Wir wollen zunächst nach der Bosheit der Menschen fragen, die zur Reue Gottes geführt hat; danach fragen wir nach der Reue und der Treue Gottes.
»Und es geschah, als die Menschen auf der Erde sich zu mehren begannen und ihnen Töchter geboren wurden, da sahen die Göttersöhne, wie schön die Menschentöchter waren und sie nahmen sich von ihnen allen, an welchen sie Gefallen fanden« (Gen 6,1-2).
Es sieht danach aus, als seien zwei verschiedene Geschichten zusammengesetzt worden, aber auch dann stellt sich die Frage: Warum? Gewöhnlich wird diese Geschichte mythologisch ausgelegt als ,,Engelehen«, aber mir fällt eine politische Deutung der antiken »Tyrannen« ein.
Die mythologische Deutung geht von den Göttersöhnen und den Menschentöchtern aus: »Mit der ehelichen Verbindung dieser zwei Gruppen ist ein Spannungsmoment gegeben«, stellt Claus Westermann fest, und hält es für einen »die Grenzen des Menschen gefährdenden Übergriff der Göttersöhne . gegen den Gottesinbegriff«.8 Wer aber sind die »Göttersöhne«? Sind sie Götter oder Engel, Halbgötter oder Übermenschen, Titanen oder Giganten, Dämonen oder Heroen?
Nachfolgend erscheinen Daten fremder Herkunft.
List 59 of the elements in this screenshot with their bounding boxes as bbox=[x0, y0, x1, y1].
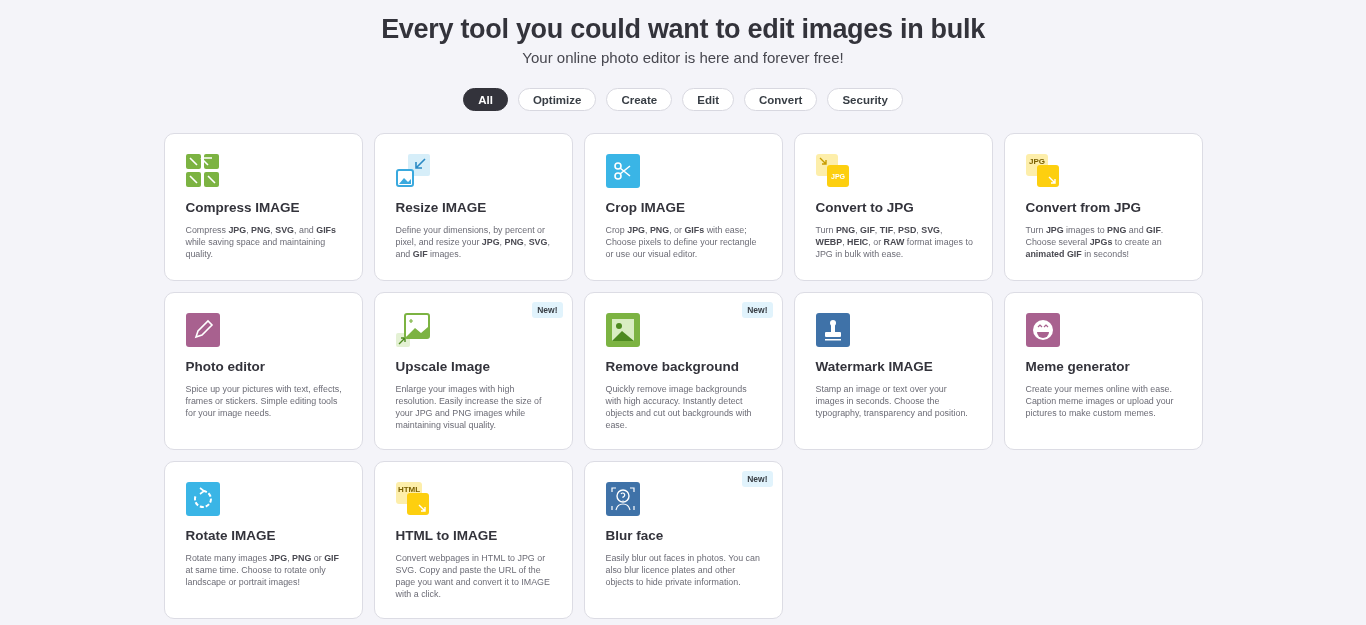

Auf jeden Fall sind es männliche Wesen, die von der Schönheit der Menschenfrauen angezogen werden und zeugungsfähig sind. Das verwischt aber die Grenze vom Göttlichen zum Menschlichen.
In der griechischen Antike war die Vorstellung einer göttlichen Zeugung mit einer menschlichen Frau weit verbreitet. Aber das erklärt nicht, warum diese Geschichte mit der Sintflutgeschichte und der »Reue Gottes« zusammengesetzt wurde.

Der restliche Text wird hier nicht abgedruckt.